This is my attempt for using the amazing tool prodigy with muliple users. It's just a basic web-based annotation maganer that I created for my spcecific needs.
It allows you to run muliple recipes, and with many users per recipe. It uses celery underneath to create a queue per user/recipe, so your annotators can start working on multiple tasks, and resume where they left at any time.
Celery also allows you to spin up multiple workers, so you can run the recipes in parallel, or on multiple machines.
This project uses Docker and Docker Compose, make sure you have installed them before continuing.
clone https://github.com/bastiancy/prodigy-multi-annotator
cd prodigy-multi-annotator
# You need to copy your own prodigy binary, as its a dependency for the docker image
cp /tmp/prodigy-1.5.1-cp35.cp36-cp35m.cp36m-linux_x86_64.whl ./docker/
docker-compose -f compose-dev up -d --build
There is not spaCy models installed on the image, so you need to add them manually
docker-compose -f compose-dev exec worker python3 -m spacy download en_core_web_sm
If you are not running the project locally, the BASE_URL
must be set on the compose-dev.yml
file (i.e. BASE_URL=http://prodigy.mysite.com
)
Docker mounts the folder ./data
to the containers, here you can add files that the recipes can use, e.x. to load a custom model, or load a jsonl source file.
First, you need to configure what recipes will be available for users, I call this projects.
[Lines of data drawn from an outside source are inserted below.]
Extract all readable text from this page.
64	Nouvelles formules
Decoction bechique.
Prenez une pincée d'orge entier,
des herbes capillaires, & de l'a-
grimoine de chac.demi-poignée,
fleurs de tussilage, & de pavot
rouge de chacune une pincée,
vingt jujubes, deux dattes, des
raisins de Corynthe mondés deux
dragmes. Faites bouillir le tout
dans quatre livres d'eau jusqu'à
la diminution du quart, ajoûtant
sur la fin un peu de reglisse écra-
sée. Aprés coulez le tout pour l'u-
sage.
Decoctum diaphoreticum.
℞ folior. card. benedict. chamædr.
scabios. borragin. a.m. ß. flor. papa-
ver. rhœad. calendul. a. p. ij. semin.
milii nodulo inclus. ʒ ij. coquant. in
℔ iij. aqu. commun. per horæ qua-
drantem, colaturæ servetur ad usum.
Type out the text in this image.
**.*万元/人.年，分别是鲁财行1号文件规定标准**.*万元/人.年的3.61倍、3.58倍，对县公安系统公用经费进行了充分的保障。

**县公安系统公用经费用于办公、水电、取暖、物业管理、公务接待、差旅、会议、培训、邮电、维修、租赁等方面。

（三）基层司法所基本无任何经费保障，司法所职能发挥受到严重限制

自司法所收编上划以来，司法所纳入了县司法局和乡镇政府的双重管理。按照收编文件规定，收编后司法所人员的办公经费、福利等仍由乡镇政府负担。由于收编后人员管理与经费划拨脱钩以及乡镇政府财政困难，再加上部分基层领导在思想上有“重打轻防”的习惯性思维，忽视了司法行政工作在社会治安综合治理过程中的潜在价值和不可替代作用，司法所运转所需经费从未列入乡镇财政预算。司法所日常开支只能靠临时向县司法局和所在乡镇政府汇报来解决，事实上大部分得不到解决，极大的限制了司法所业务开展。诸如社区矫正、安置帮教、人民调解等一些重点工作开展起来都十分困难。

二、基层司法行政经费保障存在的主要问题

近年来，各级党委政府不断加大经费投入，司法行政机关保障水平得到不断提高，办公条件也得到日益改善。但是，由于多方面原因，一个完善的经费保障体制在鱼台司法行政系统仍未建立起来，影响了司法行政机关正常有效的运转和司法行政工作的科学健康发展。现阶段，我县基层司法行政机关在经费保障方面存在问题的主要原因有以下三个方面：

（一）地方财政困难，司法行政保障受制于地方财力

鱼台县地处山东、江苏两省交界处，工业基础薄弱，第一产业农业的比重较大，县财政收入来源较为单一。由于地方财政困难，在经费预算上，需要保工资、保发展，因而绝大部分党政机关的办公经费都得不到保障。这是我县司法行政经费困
Add them in the src/config.py
file.
PROJECTS = {
'manual_all': {
'recipe': 'ner.manual',
'recipe_sig': ('dataset', 'spacy_model', 'source', '--api', '--loader', '--label', '--exclude'),
'recipe_args': {
'dataset': 'manual_all.{user_id}',
'spacy_model': 'en_core_web_sm',
'source': '{data_dir}/manual_all/source.jsonl',
'--label': ('PER', 'ORG', 'LOC')
},
'config': {
'show_stats': False,
'swipe': False,
},
'desc': 'Manually annotate examples for labels: PER, ORG and LOC.',
'instructions': '{data_dir}/manual_all/instructions.html',
'visible': True
},
'teach_org': {
'recipe': 'ner.teach',
'recipe_sig': ('dataset', 'spacy_model', 'source', '--api', '--loader', '--label', '--patterns', '--exclude', '--unsegmented'),
'recipe_args': {
'dataset': 'teach_org.{user_id}',
'spacy_model': '{data_dir}/teach_org/{user_id}/model',
'source': '{data_dir}/teach_org/source.jsonl',
'--label': ('ORG',),
},
'desc': 'Validate algorithm predictions, for label "ORG".',
'instructions': '{data_dir}/teach_org/instructions.html',
'visible': True,
'users': ['john', 'jane'],
'copy_model': ('{data_dir}/teach_org/model', '{data_dir}/teach_org/{user_id}/model'),
},
'train_all': {
'recipe': 'ner.batch-train',
'recipe_sig': ('dataset', 'spacy_model', '--output', '--factor', '--dropout', '--n-iter', '--batch-size', '--beam-width', '--eval-id', '--eval-split', '--unsegmented', '--no-missing', '--silent'),
'recipe_args': {
'dataset': 'train_all',
'spacy_model': '{data_dir}/manual_all/model',
'--factor': 1,
'--output': '{data_dir}/manual_all/model_v2',
'--eval-id': 'eval_all',
},
'visible': False,
'consolidate': {
'source': ['teach_org.{user_id}', 'manual_all.{user_id}'],
'dest': 'train_all',
},
'copy_model': ('{data_dir}/manual_all/model_v2', '{data_dir}/teach_org/model')
}
}
Currently, I'm not able to config Celery for proper concurrency, so I run the workers with the --concurrency=1
flag. But, you can run multiple workers with docker using the command docker-compose -f compose-dev.yml scale worker=4
; this runs 4 celery workers on the same machine, then when a user starts a task the applicaction will choose randomly one worker and will stick to it.
The application does not cache resources between recipes nor workers, so for every user starting a recipe the spacy model will be loaded into memory. You should make sure you have enough memory to run your recipes for all users.
- allow consolidation of annotations, and re-train models periodicaly.
- config Celery for proper concurrency.
- implement resource caching for concurrency.